What do animals get their energy from
Sugars, fats, and proteins - used to construct more complex molecules like enzymes
How has the digestive system evolved
To process the food the animals ingest by breaking it down into simple building blocks that can be used by cells
What are the two main processes that digestion consists of
Chemical and mechanical digestion
What is mechanical digestion
The physical breaking down of food into smaller particles without changing the food’s chemical nature (chewing for example)
What is chemical digestion
It breaks the chemical bonds in food and hydrolyzes larger molecules into simpler components using special digestive enzymes
How does the digestion process occur in the simplest of animals and animal-like protists
The digestive process takes place within each individual cell
How does an amoeba get its food
Phagocytosis
How does a lysosome digest its food
Fuses with food vacuole and chemically digests its contents
How do paramecia digest their food
Ciliated oral groove that facilitates the creation of the food vacuole
How do cnidarians digest their food
Extracellularly by releasing enzymes into their water filled gastrovascular cavity (but part is introcellularly
How do flatworms and planarians take food in
Through their mouth into their gastrovascular cavity. Then the food is digested intracellularly by the cells that line the cavity and is absorbed into the tissues. Waste products are expelled back out of the mouth which lives a double life as it is also an anus
What type of digestive tract do higher animals have and what are examples of these animals?
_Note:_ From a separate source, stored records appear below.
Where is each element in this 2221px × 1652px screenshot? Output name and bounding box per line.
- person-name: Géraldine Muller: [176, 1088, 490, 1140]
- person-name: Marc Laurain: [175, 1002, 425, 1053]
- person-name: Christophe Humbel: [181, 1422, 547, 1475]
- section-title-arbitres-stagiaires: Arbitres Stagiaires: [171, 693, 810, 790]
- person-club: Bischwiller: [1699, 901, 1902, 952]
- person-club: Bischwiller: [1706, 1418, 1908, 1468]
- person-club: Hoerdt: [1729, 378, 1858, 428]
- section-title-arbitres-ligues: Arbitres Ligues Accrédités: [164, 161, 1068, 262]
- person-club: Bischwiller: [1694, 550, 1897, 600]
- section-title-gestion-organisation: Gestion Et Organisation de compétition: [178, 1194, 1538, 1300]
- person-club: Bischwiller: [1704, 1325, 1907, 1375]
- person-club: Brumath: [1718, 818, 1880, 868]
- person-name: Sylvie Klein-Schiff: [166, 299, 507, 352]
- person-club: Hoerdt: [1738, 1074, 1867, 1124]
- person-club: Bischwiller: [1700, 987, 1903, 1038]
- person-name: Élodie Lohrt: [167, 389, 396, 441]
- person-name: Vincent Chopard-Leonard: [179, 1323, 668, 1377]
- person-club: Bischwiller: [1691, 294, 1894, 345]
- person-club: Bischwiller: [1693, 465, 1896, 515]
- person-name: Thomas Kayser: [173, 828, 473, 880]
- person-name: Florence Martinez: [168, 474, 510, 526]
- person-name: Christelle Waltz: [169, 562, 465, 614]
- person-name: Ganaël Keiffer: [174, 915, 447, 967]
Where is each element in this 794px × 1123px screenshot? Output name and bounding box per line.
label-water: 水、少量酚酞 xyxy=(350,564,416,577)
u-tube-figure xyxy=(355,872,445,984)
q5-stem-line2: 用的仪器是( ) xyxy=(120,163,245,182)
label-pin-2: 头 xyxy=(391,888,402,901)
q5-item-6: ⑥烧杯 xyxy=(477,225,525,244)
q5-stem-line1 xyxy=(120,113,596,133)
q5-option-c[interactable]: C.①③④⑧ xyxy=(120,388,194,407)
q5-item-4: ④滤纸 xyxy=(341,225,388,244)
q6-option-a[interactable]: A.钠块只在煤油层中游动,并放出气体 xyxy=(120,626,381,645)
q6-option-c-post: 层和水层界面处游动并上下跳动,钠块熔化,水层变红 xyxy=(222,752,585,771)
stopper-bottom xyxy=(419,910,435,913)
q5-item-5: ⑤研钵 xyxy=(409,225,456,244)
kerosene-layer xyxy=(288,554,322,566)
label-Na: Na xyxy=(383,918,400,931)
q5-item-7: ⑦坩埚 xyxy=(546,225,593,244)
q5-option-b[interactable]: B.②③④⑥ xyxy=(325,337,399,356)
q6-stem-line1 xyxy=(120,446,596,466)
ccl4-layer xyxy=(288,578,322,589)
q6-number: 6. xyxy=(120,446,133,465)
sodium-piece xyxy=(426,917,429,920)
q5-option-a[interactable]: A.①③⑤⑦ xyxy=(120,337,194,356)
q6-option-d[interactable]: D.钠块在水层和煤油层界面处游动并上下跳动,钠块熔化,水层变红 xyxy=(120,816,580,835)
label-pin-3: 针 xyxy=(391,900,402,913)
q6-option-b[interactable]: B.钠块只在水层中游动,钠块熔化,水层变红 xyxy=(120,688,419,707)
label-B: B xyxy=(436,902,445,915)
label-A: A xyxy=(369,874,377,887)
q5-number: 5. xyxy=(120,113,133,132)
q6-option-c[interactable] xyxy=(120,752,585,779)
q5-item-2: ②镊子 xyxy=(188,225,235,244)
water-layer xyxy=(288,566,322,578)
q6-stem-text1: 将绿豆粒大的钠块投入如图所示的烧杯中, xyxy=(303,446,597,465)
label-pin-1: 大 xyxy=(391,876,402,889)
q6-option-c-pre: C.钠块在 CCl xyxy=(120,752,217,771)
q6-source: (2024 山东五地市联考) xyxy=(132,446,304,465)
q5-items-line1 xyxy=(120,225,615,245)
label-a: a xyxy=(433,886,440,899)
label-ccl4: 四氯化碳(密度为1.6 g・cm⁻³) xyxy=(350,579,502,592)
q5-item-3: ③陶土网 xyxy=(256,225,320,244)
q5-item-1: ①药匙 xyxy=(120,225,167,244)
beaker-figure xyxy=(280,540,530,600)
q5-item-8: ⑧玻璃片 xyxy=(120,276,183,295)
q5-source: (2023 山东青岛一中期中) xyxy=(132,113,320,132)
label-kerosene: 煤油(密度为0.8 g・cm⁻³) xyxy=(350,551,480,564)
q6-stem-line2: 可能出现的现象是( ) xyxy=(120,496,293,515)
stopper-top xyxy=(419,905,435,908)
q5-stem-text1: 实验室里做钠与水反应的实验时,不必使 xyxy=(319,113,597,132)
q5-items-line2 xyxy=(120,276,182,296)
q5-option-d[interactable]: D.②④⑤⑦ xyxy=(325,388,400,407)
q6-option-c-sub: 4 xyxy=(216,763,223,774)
They have a complete digestive tract with a mouth separate from the anus. Food is moved in one direction through a tubular system that has many specialized parts that perform different functions. Examples of the animals that have this are annelids, arthropods, and vertebrates
In an earthworm, how does food travel
Food travels through the mouth, down a tube (the esophagus), into the crop, the gizzard, intestine (enzymes break it down into simpler molecules that are absorbed + water is pulled from food), anus
What is the crop
A chamber that acts as storage
What is the gizzard
Thick, muscular walls mechanically grind food there
How is the human digestive system similar to the earthworm’s
Its basic design is similar
How is the human digestive system different from the earthworm’s
More complex and efficient
What is the human digestive system composed of
The alimentary canal and glands
What is the alimentary canal
The actual tube through which the food travels
How do glands aid digestion
They release enzymes and other secretions into the alimentary canal
Where does the alimentary canal begin
With the mouth
What happens in the mouth
Teeth and the tongue pulverize food through mechanical digestion. The tongue tastes the food to see if it is fit to be ingested
What do salivary glands do in the mouth
They release saliva into the cavity through ducts that open under the tongue and on the roof of the mouth.
What is food called after going through the mouth
A bolus
What is saliva made of
Water mostly but also mucus and the enzyme salivary amylase.
What do the components of saliva do
The water and mucus help to dissolve and lubricate the food for swallowing. Salivary amylase starts chemical digestion of starches by breaking down complex polysaccharides into the disaccharide maltose.